One of his contemporaries Prof.Arogayswami Paulraj is Professor Emeritus, Stanford University remembered the days of wring with Narasimha by quoting, “Just another side of Roddam. Courteous always.”
“In my interactions, I saw him more of a technologist than a philosopher on science / knowledge. I met him a few times at his RRI / Jakkur office, once for discussing China’s science and another on Antrik’s controversy on spectrum. He would been a happier person if India had made some strides in the commercial aircraft industry,” Prof. Paulraj told indica News.

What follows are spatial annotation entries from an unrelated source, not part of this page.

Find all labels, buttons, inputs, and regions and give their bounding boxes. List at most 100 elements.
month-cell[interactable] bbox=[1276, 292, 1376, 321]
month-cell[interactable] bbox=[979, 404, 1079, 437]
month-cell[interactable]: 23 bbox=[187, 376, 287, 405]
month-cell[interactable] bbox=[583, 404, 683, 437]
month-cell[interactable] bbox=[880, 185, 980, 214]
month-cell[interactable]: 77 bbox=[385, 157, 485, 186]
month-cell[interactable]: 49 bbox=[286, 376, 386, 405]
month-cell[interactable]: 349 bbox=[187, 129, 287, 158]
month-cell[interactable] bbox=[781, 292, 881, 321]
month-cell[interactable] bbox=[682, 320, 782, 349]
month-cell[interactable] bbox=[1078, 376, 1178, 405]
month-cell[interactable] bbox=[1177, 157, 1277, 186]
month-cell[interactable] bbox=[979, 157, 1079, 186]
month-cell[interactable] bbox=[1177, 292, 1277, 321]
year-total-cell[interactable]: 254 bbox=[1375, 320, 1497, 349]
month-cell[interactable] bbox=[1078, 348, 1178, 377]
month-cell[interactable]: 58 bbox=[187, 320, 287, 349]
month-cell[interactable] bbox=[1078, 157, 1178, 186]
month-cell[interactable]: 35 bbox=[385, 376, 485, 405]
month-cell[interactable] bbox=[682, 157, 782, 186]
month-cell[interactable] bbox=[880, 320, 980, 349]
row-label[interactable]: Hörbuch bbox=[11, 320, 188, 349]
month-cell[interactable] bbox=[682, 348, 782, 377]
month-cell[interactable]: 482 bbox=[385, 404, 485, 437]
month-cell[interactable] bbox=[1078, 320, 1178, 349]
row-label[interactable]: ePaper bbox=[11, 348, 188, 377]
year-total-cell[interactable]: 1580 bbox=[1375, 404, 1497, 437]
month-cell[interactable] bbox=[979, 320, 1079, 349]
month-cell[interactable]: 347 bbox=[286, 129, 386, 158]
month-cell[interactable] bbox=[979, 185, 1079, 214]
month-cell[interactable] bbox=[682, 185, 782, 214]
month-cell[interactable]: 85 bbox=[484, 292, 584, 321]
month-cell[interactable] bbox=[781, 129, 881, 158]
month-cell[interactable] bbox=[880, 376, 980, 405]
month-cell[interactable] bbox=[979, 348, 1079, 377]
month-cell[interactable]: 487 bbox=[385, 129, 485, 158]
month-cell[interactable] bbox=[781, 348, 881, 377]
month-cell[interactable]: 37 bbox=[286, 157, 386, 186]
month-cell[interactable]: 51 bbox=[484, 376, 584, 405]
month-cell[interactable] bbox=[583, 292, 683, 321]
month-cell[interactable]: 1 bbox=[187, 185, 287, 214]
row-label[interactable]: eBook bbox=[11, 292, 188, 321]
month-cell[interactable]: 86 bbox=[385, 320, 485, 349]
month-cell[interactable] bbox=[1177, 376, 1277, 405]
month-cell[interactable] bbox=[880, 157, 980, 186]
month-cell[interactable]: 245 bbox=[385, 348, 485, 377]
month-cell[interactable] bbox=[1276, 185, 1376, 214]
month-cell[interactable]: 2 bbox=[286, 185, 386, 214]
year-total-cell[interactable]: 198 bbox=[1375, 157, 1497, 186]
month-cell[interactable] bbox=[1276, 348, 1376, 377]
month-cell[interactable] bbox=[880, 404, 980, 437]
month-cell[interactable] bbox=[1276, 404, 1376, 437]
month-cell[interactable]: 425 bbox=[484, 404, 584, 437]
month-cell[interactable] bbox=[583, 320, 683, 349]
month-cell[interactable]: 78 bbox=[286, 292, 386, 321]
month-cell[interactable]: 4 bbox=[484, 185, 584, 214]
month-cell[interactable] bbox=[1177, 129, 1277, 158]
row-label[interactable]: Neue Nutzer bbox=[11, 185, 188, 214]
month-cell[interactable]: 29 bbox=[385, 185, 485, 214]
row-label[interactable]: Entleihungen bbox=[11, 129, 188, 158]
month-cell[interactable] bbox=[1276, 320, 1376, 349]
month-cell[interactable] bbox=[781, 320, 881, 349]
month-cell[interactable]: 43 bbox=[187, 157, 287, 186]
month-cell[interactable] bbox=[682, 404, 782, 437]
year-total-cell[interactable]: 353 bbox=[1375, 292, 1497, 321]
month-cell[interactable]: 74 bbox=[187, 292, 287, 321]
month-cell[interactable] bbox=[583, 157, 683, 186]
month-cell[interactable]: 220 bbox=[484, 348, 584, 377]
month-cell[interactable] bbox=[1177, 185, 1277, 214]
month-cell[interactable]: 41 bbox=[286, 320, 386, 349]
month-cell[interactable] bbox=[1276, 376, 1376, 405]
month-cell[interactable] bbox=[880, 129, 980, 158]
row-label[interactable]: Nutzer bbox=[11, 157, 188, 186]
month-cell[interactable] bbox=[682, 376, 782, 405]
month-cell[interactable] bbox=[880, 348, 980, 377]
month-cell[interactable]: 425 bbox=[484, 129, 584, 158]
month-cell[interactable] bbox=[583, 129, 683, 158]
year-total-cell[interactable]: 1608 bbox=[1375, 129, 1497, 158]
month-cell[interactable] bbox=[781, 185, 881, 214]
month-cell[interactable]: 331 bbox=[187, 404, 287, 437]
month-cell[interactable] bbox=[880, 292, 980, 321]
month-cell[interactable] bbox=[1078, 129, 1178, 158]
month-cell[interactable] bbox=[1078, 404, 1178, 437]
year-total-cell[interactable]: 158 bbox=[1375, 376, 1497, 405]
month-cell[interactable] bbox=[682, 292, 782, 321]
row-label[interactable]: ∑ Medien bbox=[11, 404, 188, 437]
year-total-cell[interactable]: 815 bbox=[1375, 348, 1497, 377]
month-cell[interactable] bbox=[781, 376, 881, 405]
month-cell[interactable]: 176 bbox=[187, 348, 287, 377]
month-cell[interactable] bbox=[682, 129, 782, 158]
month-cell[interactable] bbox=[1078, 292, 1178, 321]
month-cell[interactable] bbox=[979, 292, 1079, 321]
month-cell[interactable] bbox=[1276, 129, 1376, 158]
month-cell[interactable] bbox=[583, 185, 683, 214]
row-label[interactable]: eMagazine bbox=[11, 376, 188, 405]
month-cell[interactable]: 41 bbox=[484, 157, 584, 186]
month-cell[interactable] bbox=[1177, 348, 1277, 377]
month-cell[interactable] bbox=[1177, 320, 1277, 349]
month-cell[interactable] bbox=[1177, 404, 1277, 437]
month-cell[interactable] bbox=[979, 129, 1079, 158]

Prof. Thomas Kailath, the Hitachi America Professor of Engineering, Emeritus, at Stanford University, who reminisced about his time with Narasimha, told indica News, “He was a remarkable scholar and a gentle and gracious person. A great loss to India and to the world. Roddam had very wide-ranging interests and our conversations were always enjoyable and stimulating. I just went through an interview where he spoke about ancient Indian science. I saw him at a variety of occasions at the IISc and the RRI. I was always flattered and honored by seeing him in the front row at my talks there. I was not at all surprised to read that he worked till the very end. I just went through an interview where he spoke about ancient Indian science.”
Remembering an interaction with Narasimha, Karnataka MP Jairam Ramesh said the scientist was “active till the very end”. He followed the footsteps of the great mathematician and aerospace engineer Satish Dhawan, Ramesh added.